Нельзя отпускать.
Сволочи.
Кругом сволочи… что папаша мой… взрослый ведь человек, не мог не понимать, чем его романчик чреват. А нет, влюбился, чтоб…
Спокойно.
Это не мое, это наведенное, но я справлюсь, я разрушу алый цвет, главное, не спешить, иначе и я с катушек слечу, а безумный маг жизни – последнее, что этому миру нужно.
– Ты ведь предупредил меня… это чужое, Рай. Я чувствую.
– Я…
Шли мы медленно. Ноги вдруг сделались тяжелыми, да и собственное тело… будто и не мое даже. Кто-то другой дергает за ниточки, заставляя конечности сгибаться, вот только умения ему недостает, поэтому люди-куклы двигаются рывками.
И подошвы шоркают по полу.
А тетенька вновь нос высунула, впрочем, мигом убрала.

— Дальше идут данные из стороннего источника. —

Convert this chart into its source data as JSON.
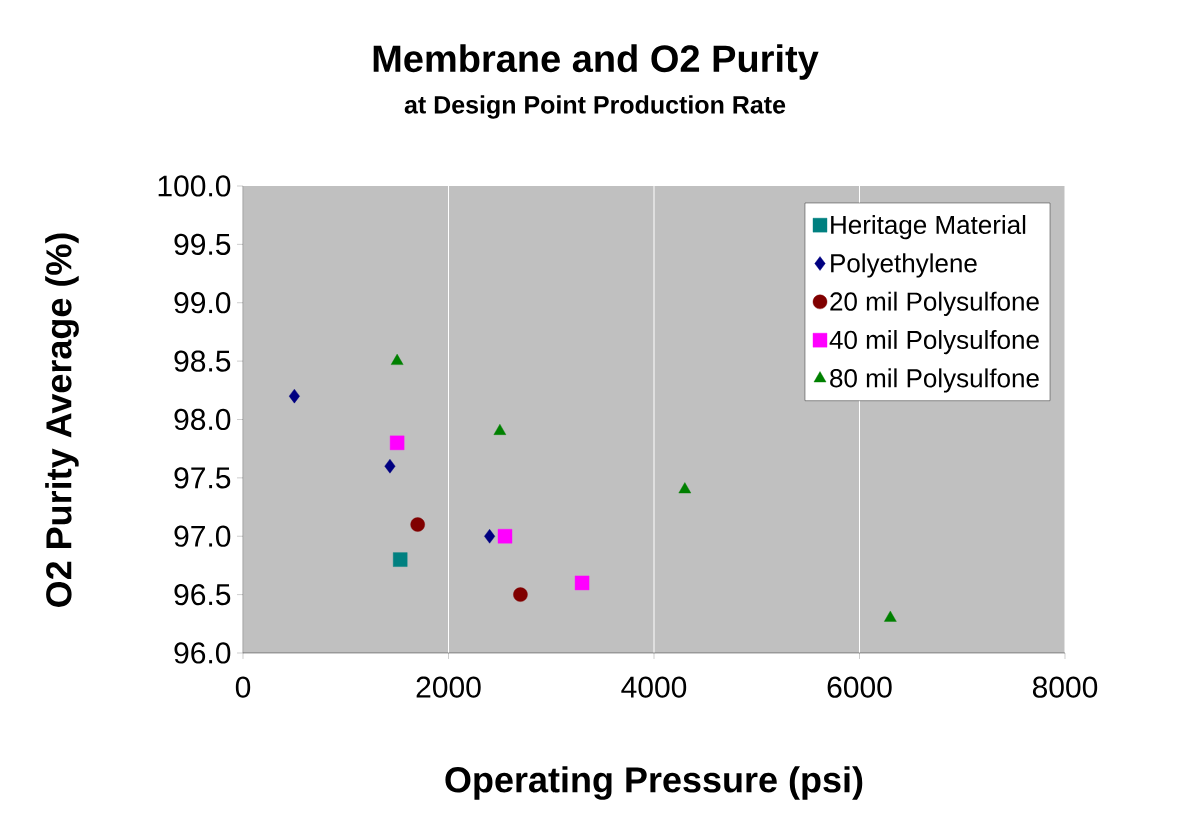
{
  "chart_data": {
    "type": "scatter",
    "title": "Membrane and O2 Purity",
    "subtitle": "at Design Point Production Rate",
    "xlabel": "Operating Pressure (psi)",
    "ylabel": "O2 Purity Average (%)",
    "xlim": [
      0,
      8000
    ],
    "xticks": [
      0,
      2000,
      4000,
      6000,
      8000
    ],
    "ylim": [
      96,
      100
    ],
    "yticks": [
      {
        "value": 96,
        "label": "96.0"
      },
      {
        "value": 96.5,
        "label": "96.5"
      },
      {
        "value": 97,
        "label": "97.0"
      },
      {
        "value": 97.5,
        "label": "97.5"
      },
      {
        "value": 98,
        "label": "98.0"
      },
      {
        "value": 98.5,
        "label": "98.5"
      },
      {
        "value": 99,
        "label": "99.0"
      },
      {
        "value": 99.5,
        "label": "99.5"
      },
      {
        "value": 100,
        "label": "100.0"
      }
    ],
    "grid": "x",
    "legend": "top right",
    "series": [
      {
        "name": "Heritage Material",
        "color": "#008080",
        "marker": "square",
        "x": [
          1530
        ],
        "values": [
          96.8
        ]
      },
      {
        "name": "Polyethylene",
        "color": "#000080",
        "marker": "diamond",
        "x": [
          500,
          1430,
          2400
        ],
        "values": [
          98.2,
          97.6,
          97.0
        ]
      },
      {
        "name": "20 mil Polysulfone",
        "color": "#800000",
        "marker": "circle",
        "x": [
          1700,
          2700
        ],
        "values": [
          97.1,
          96.5
        ]
      },
      {
        "name": "40 mil Polysulfone",
        "color": "#ff00ff",
        "marker": "square",
        "x": [
          1500,
          2550,
          3300
        ],
        "values": [
          97.8,
          97.0,
          96.6
        ]
      },
      {
        "name": "80 mil Polysulfone",
        "color": "#008000",
        "marker": "triangle",
        "x": [
          1500,
          2500,
          4300,
          6300
        ],
        "values": [
          98.5,
          97.9,
          97.4,
          96.3
        ]
      }
    ]
  }
}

– Я вот тоже всех ненавижу…
И мать хороша, связалась с женатиком… а потом не нашла в себе сил жить дальше, и плевать на ребенка, который слаб и зависим от нее… ага, какой ребенок, у нее же чувства.
Хрень полная.
Бабуля… чтоб ей… нет, не сдохнуть… я не буду никого убивать… просто еще одна тварь, и свое получит. Все они… притворяются добренькими, ага, жалостливыми к сиротке… наплевать им было на меня раньше, когда и вправду помощь нужна была.
Дышим глубже и перевариваем этот яд душевный.
– И я понимаю, что ваша Офелия крепко обоим карму попортила…
– Тварь, – согласился Рай.
Одно слово, а сколько оттенков.
– Еще какая… только и вы теперь не лучше. Девчонкам головы дурите… разве хорошо?
Противно.
Сюсюкаюсь.
Взрослый парень… маг могучий, а туда же, сопли развесил, обидели его. Небось сам шел по жизни, поплевывая на таких, как Офелия, с высоты своего статуса. А как прижало…
Спокойно.
И ниже… первый этаж.
Холл, к счастью, пустой… чудо, не иначе, или тот, кто шел за нами следом, стыдливо прикрываясь сотворенной тенью. Я слышала его, но…
Мог бы уже что-нибудь сделать. Тоже мне, нашли Бэтмена в юбке. Всех спаси, всем помоги… а я, между прочим, помогать никому не хочу. Я вообще людей не люблю.
Глобально.
Двуличные они твари, да… какое хорошее слово. Какое яркое, как рубин, и всеми оттенками красного поблескивает-переливается…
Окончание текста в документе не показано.